South Africa skipper Graeme Smith declared before the first Test that his side no longer fears the toss.
They might change their minds after Smith gave Australia a leg up in the three-Test series before a ball was bowled.
Smith’s logic was that his teammates were skilled enough with bat and ball, so it shouldn’t matter what they have to do on day one.
It’s a claim that will come under close scrutiny should Australia take full advantage of Smith’s decision to send them in at Centurion.
Not least of which will occur out in the middle, where Australian spinner Nathan Lyon will be bowling on a fourth-innings wicket.
Australian batsman Steve Smith says the Australians were surprised when the Proteas skipper opted to send them in to bat.
Smith (91no) formed a game-changing partnership with Shaun Marsh (122no) as Australia reached 4-297 at stumps after being reduced to 4-98.
“We thought it was going to be quite tough in the morning, but that if we got through that initial stage it looked like it was going to be quite a nice wicket,” said Smith.
“It actually was, it played really well throughout the day.
“There’s actually a few cracks forming.

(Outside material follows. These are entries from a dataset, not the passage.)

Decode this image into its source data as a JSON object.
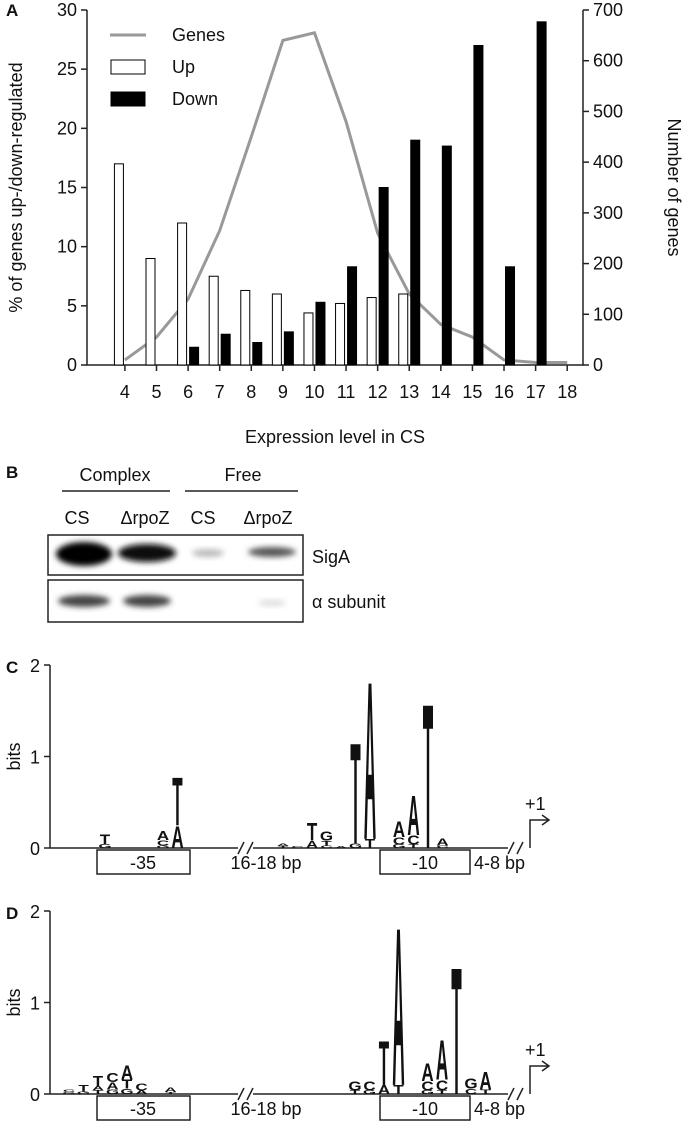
{
  "chart_data": {
    "type": "bar",
    "panel": "A",
    "x": [
      4,
      5,
      6,
      7,
      8,
      9,
      10,
      11,
      12,
      13,
      14,
      15,
      16,
      17,
      18
    ],
    "xlim": [
      2.8,
      18.5
    ],
    "xticks": [
      4,
      5,
      6,
      7,
      8,
      9,
      10,
      11,
      12,
      13,
      14,
      15,
      16,
      17,
      18
    ],
    "ylim": [
      0,
      30
    ],
    "yticks": [
      0,
      5,
      10,
      15,
      20,
      25,
      30
    ],
    "y2lim": [
      0,
      700
    ],
    "y2ticks": [
      0,
      100,
      200,
      300,
      400,
      500,
      600,
      700
    ],
    "xlabel": "Expression level in CS",
    "ylabel": "% of genes up-/down-regulated",
    "y2label": "Number of genes",
    "legend": "upper left",
    "series": [
      {
        "name": "Genes",
        "type": "line",
        "axis": "y2",
        "color": "#999999",
        "values": [
          10,
          55,
          130,
          265,
          450,
          640,
          655,
          480,
          260,
          140,
          80,
          55,
          10,
          5,
          5
        ]
      },
      {
        "name": "Up",
        "type": "bar",
        "color": "#ffffff",
        "values": [
          17,
          9,
          12,
          7.5,
          6.3,
          6,
          4.4,
          5.2,
          5.7,
          6,
          null,
          null,
          null,
          null,
          null
        ]
      },
      {
        "name": "Down",
        "type": "bar",
        "color": "#000000",
        "values": [
          null,
          null,
          1.5,
          2.6,
          1.9,
          2.8,
          5.3,
          8.3,
          15,
          19,
          18.5,
          27,
          8.3,
          29,
          null
        ]
      }
    ]
  },
  "panel_b": {
    "panel": "B",
    "groups": [
      "Complex",
      "Free"
    ],
    "lanes": [
      "CS",
      "ΔrpoZ",
      "CS",
      "ΔrpoZ"
    ],
    "rows": [
      "SigA",
      "α subunit"
    ]
  },
  "logos": [
    {
      "panel": "C",
      "ylabel": "bits",
      "ylim": [
        0,
        2
      ],
      "yticks": [
        0,
        1,
        2
      ],
      "region_labels": [
        "-35",
        "16-18 bp",
        "-10",
        "4-8 bp",
        "+1"
      ],
      "minus35": [
        {
          "letters": [
            "G",
            "T"
          ],
          "heights": [
            0.04,
            0.12
          ]
        },
        {
          "letters": [],
          "heights": []
        },
        {
          "letters": [],
          "heights": []
        },
        {
          "letters": [],
          "heights": []
        },
        {
          "letters": [
            "G",
            "C",
            "A"
          ],
          "heights": [
            0.03,
            0.06,
            0.1
          ]
        },
        {
          "letters": [
            "A",
            "T"
          ],
          "heights": [
            0.25,
            0.55
          ]
        }
      ],
      "minus10": [
        {
          "letters": [
            "T",
            "A"
          ],
          "heights": [
            0.02,
            0.03
          ]
        },
        {
          "letters": [
            "C"
          ],
          "heights": [
            0.02
          ]
        },
        {
          "letters": [
            "A",
            "T"
          ],
          "heights": [
            0.08,
            0.2
          ]
        },
        {
          "letters": [
            "C",
            "T",
            "G"
          ],
          "heights": [
            0.03,
            0.05,
            0.1
          ]
        },
        {
          "letters": [
            "A"
          ],
          "heights": [
            0.02
          ]
        },
        {
          "letters": [
            "G",
            "T"
          ],
          "heights": [
            0.05,
            1.15
          ]
        },
        {
          "letters": [
            "T",
            "A"
          ],
          "heights": [
            0.1,
            1.8
          ]
        },
        {
          "letters": [],
          "heights": []
        },
        {
          "letters": [
            "G",
            "C",
            "A"
          ],
          "heights": [
            0.04,
            0.08,
            0.18
          ]
        },
        {
          "letters": [
            "T",
            "C",
            "A"
          ],
          "heights": [
            0.04,
            0.1,
            0.45
          ]
        },
        {
          "letters": [
            "T"
          ],
          "heights": [
            1.65
          ]
        },
        {
          "letters": [
            "C",
            "A"
          ],
          "heights": [
            0.03,
            0.08
          ]
        }
      ]
    },
    {
      "panel": "D",
      "ylabel": "bits",
      "ylim": [
        0,
        2
      ],
      "yticks": [
        0,
        1,
        2
      ],
      "region_labels": [
        "-35",
        "16-18 bp",
        "-10",
        "4-8 bp",
        "+1"
      ],
      "minus35": [
        {
          "letters": [
            "G",
            "C"
          ],
          "heights": [
            0.02,
            0.03
          ]
        },
        {
          "letters": [
            "G",
            "T"
          ],
          "heights": [
            0.03,
            0.07
          ]
        },
        {
          "letters": [
            "T",
            "A",
            "T"
          ],
          "heights": [
            0.04,
            0.05,
            0.12
          ]
        },
        {
          "letters": [
            "G",
            "A",
            "C"
          ],
          "heights": [
            0.05,
            0.08,
            0.1
          ]
        },
        {
          "letters": [
            "G",
            "T",
            "A"
          ],
          "heights": [
            0.06,
            0.1,
            0.16
          ]
        },
        {
          "letters": [
            "A",
            "C"
          ],
          "heights": [
            0.04,
            0.08
          ]
        },
        {
          "letters": [],
          "heights": []
        },
        {
          "letters": [
            "T",
            "A"
          ],
          "heights": [
            0.02,
            0.05
          ]
        }
      ],
      "minus10": [
        {
          "letters": [
            "T",
            "G"
          ],
          "heights": [
            0.04,
            0.1
          ]
        },
        {
          "letters": [
            "G",
            "C"
          ],
          "heights": [
            0.04,
            0.1
          ]
        },
        {
          "letters": [
            "A",
            "T"
          ],
          "heights": [
            0.1,
            0.5
          ]
        },
        {
          "letters": [
            "T",
            "A"
          ],
          "heights": [
            0.1,
            1.8
          ]
        },
        {
          "letters": [],
          "heights": []
        },
        {
          "letters": [
            "G",
            "C",
            "A"
          ],
          "heights": [
            0.04,
            0.1,
            0.2
          ]
        },
        {
          "letters": [
            "T",
            "C",
            "A"
          ],
          "heights": [
            0.04,
            0.12,
            0.45
          ]
        },
        {
          "letters": [
            "T"
          ],
          "heights": [
            1.45
          ]
        },
        {
          "letters": [
            "C",
            "G"
          ],
          "heights": [
            0.06,
            0.12
          ]
        },
        {
          "letters": [
            "T",
            "A"
          ],
          "heights": [
            0.05,
            0.2
          ]
        }
      ]
    }
  ]
}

Hopefully with the heat overhead we can get a big first innings total and let the cracks come into play.”
South Africa’s Ryan McLaren, playing just his second Test, fronted the media after day one to explain his captain’s decision.
“I think the statistics going into the game say enough,” said the allrounder, who replaced retired legend Jacques Kallis.

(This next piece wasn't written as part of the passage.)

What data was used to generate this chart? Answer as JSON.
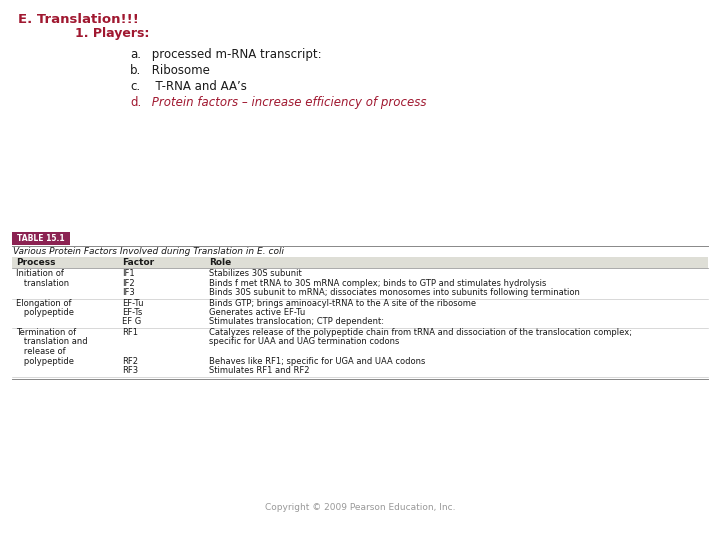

“Most of the Test cricket that’s been played at this venue in the recent past has indicated teams that have bowled first have ended up winning.
“The ball did get a lot softer and the wicket did play a bit slower and better as the day went on.”
The Proteas have 14 wins from 18 matches at the venue.
McLaren suggested it was too early to say Smith had made the wrong call.
“This team has showed its character in the past,” he said.
“I’ve got no doubt the boys will respond positively.”